The green is surrounded by fescue grass, and the two bunkers are filled with sand brought in from the shores of Washington’s Puget Sound.In other words, the green is the real thing. But don’t take my word for it.
“I’ve played many of the golf courses in Central Oregon, but the quality of this (green) is probably better than anything,” says Kidd. He is the acclaimed golf course architect and Bend resident who designed Tetherow Golf Club in Bend and the first course at the Bandon Dunes Golf Resort on the southern Oregon Coast.
“It’s probably the best green in Central Oregon.”
Kidd is not affiliated with the project, except that he has played the course. So he is not ready to say that the course is better than another of Bend’s prime golf facilities, newly opened Tetherow.
“I’ll give them best green,” Kidd jokes, to which Humphrey replies: “We think this is the best TRULY private golf course in Central Oregon.”
What does a project like this cost?
Humphrey won’t say, offering only that “I’d be embarrassed to tell you how much money we put into this.”
But Anderson, the Pronghorn agronomist, and Humphrey admit it was not cheap.
Anderson is hoping to take on similar projects for other well-to-do families in the area. He says the cost for a somewhat smaller green (maybe 5,000 square feet) of quality similar to the Miller-Humphrey project would be roughly $50,000.
“It’s expensive,” Anderson says. But, he adds, measured against the cost of an upscale landscape project, “it’s very comparable to that.”
And if you think you can do the work yourself, forget it. It’s hard to grow the proper grasses and maintain them in a way that will allow for a putting surface to roll at a speedy 11 on the Stimpmeter, a device that measures the speed of a green, which is the case at Fore 3 Labs.
Miller and Humphrey have the real golf-course-quality equipment to maintain the green, and Anderson is considered one of the best greenkeepers in the country, Kidd says.

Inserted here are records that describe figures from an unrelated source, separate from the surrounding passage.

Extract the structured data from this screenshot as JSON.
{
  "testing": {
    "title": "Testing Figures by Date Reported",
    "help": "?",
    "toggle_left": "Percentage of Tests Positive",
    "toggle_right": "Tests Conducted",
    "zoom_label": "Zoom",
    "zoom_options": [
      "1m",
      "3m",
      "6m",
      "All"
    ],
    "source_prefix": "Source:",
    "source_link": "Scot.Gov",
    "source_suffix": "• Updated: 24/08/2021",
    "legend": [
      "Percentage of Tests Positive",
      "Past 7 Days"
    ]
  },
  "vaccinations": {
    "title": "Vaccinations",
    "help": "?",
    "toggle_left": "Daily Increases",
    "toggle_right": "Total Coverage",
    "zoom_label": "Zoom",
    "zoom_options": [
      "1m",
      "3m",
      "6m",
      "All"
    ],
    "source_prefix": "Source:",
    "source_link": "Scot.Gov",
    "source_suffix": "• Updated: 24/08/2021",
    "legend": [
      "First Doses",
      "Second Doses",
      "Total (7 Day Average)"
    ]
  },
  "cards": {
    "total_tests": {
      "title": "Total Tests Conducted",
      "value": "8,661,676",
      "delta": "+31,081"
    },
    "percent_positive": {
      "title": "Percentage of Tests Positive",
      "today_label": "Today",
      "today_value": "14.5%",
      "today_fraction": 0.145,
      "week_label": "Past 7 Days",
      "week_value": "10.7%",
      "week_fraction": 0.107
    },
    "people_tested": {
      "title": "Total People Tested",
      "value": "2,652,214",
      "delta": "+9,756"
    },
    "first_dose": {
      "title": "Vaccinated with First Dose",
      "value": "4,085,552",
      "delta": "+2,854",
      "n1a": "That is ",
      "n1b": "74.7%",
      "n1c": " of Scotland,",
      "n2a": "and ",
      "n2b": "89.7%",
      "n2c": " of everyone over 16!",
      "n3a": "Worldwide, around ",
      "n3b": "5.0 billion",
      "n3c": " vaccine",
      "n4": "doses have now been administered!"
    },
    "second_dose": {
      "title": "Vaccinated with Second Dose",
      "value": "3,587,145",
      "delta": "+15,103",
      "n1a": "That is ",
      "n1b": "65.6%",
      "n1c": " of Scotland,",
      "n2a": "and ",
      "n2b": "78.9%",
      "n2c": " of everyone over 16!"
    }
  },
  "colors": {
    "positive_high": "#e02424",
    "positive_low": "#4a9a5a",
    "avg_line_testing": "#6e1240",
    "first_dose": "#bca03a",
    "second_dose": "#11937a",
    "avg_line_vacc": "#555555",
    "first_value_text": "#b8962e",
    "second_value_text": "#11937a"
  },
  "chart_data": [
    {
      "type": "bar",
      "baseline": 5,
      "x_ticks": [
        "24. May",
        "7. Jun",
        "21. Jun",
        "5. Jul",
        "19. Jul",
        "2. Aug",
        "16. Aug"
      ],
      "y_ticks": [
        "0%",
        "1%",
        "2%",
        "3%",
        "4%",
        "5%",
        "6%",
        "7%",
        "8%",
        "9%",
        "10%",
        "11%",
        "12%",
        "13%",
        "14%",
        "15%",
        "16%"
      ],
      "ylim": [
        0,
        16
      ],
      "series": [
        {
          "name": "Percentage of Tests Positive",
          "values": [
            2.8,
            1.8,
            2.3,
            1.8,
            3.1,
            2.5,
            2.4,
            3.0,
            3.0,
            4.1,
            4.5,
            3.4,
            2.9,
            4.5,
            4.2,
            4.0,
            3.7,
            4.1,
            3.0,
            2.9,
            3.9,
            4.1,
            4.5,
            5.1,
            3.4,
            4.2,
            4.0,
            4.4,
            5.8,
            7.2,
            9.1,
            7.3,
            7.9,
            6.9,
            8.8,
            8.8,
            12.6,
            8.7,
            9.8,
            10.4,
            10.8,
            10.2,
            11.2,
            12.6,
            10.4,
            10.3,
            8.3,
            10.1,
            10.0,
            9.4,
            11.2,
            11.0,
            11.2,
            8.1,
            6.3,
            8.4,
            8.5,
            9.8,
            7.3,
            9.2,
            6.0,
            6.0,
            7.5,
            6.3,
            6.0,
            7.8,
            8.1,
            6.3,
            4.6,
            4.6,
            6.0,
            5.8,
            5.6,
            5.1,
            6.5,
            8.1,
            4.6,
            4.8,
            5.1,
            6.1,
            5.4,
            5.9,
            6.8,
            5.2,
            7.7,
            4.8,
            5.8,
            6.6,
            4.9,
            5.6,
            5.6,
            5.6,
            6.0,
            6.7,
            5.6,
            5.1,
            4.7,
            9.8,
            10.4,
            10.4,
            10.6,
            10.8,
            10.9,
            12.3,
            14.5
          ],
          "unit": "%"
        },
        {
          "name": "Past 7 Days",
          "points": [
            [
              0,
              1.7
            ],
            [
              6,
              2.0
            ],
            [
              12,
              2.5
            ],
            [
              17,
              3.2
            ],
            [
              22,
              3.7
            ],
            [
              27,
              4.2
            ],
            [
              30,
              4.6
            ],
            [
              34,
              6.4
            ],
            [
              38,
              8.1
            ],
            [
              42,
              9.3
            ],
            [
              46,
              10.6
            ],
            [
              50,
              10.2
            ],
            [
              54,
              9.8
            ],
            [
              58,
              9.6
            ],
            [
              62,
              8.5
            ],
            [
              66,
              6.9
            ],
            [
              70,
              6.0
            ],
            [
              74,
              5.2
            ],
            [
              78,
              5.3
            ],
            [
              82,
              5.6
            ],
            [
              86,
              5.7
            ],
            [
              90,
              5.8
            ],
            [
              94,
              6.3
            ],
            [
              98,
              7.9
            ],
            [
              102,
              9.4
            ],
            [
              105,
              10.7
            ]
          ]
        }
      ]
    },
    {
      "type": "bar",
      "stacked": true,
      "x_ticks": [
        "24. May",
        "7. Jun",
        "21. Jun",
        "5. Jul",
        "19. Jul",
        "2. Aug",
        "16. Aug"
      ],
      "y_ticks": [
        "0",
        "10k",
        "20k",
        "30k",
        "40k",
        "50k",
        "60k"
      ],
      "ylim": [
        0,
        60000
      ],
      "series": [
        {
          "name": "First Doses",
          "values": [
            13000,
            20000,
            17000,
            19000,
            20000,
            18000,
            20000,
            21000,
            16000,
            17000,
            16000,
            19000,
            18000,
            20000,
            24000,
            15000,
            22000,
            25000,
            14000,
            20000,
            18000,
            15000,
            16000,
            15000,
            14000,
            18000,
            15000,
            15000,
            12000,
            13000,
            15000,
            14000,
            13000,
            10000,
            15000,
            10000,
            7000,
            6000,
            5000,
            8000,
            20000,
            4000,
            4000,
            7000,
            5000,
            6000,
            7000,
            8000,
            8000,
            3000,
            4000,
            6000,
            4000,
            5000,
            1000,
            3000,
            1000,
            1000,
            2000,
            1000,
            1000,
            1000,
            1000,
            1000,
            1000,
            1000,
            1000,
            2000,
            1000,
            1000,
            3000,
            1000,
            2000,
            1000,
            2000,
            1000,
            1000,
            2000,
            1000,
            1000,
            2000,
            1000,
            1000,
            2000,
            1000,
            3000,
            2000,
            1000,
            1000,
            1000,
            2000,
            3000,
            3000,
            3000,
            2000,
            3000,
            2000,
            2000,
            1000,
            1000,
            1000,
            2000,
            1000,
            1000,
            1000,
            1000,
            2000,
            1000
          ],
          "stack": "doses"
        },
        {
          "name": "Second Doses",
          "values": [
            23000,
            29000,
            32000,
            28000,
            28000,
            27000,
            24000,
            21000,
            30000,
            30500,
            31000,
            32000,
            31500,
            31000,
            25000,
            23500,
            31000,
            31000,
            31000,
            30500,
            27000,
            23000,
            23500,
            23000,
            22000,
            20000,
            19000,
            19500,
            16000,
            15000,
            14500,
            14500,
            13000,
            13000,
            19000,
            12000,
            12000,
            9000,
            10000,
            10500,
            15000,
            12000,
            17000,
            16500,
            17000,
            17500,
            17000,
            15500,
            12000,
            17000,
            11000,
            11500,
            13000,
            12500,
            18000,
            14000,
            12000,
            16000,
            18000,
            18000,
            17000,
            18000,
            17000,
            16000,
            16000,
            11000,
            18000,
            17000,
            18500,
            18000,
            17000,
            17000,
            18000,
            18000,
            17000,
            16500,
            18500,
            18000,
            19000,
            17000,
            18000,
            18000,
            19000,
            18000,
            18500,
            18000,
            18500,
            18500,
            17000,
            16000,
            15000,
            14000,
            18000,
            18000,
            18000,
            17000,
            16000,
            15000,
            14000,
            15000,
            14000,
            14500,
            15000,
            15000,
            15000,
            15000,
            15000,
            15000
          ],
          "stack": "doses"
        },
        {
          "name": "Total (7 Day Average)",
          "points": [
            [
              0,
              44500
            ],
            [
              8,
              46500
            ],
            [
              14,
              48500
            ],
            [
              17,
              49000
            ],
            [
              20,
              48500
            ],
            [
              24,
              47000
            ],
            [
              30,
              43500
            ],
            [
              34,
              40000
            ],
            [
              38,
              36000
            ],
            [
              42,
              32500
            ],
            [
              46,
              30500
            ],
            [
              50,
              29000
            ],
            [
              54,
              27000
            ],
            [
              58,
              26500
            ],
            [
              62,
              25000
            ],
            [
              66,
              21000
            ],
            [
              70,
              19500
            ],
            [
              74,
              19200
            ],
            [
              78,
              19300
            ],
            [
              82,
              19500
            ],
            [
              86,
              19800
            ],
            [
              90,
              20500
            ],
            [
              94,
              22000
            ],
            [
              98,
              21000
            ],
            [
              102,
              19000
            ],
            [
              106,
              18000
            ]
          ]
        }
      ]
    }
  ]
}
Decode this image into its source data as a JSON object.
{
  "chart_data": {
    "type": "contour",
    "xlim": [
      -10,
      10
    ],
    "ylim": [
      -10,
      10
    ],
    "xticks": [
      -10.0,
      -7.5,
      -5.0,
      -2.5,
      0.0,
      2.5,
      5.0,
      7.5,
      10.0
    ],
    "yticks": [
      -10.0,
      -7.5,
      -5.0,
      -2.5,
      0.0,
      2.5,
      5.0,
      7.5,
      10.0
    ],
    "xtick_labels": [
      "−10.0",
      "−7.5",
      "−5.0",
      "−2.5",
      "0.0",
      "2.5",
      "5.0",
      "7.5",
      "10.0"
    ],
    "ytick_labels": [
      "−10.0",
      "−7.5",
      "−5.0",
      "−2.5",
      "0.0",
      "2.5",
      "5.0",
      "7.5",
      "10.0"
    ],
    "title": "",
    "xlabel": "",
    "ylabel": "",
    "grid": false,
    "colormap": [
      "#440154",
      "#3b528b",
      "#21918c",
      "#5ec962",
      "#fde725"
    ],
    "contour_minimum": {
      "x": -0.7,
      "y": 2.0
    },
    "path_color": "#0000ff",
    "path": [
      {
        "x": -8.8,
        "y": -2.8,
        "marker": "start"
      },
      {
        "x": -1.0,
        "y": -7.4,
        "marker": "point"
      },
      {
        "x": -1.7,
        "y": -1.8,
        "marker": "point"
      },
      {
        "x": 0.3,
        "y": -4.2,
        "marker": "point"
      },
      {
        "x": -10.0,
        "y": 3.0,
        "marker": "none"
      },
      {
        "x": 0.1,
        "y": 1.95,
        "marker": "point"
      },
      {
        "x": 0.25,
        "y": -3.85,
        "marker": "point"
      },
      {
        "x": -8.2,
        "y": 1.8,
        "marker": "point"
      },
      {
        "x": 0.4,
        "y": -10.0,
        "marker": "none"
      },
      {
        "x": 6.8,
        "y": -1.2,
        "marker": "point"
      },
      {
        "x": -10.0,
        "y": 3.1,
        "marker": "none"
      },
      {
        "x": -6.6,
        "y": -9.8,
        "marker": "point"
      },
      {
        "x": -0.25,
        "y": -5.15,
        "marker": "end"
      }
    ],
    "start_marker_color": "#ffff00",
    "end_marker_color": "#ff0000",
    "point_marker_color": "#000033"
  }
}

“If we didn’t have John to do it, then we couldn’t have done it,” Humphrey says. “It’s partly the opportunity, but John was available to do this and was interested. You can see how he cares about it. So that was really the inspiration.”
A VARIETY OF GOLF HOLES
The Fore 3 Labs course offers a variety of different looks into the 7,000-square-foot green. Some tee shots bring trees into play, while other tee shots must be played over one of the two bunkers. Here is what each hole looks like from tee to green.
The course
The double green at Fore 3 Labs uses United States Golf Association standards. The putting surface uses A-4 creeping bentgrass, and the approach areas are Penn Eagle II creeping bentgrass.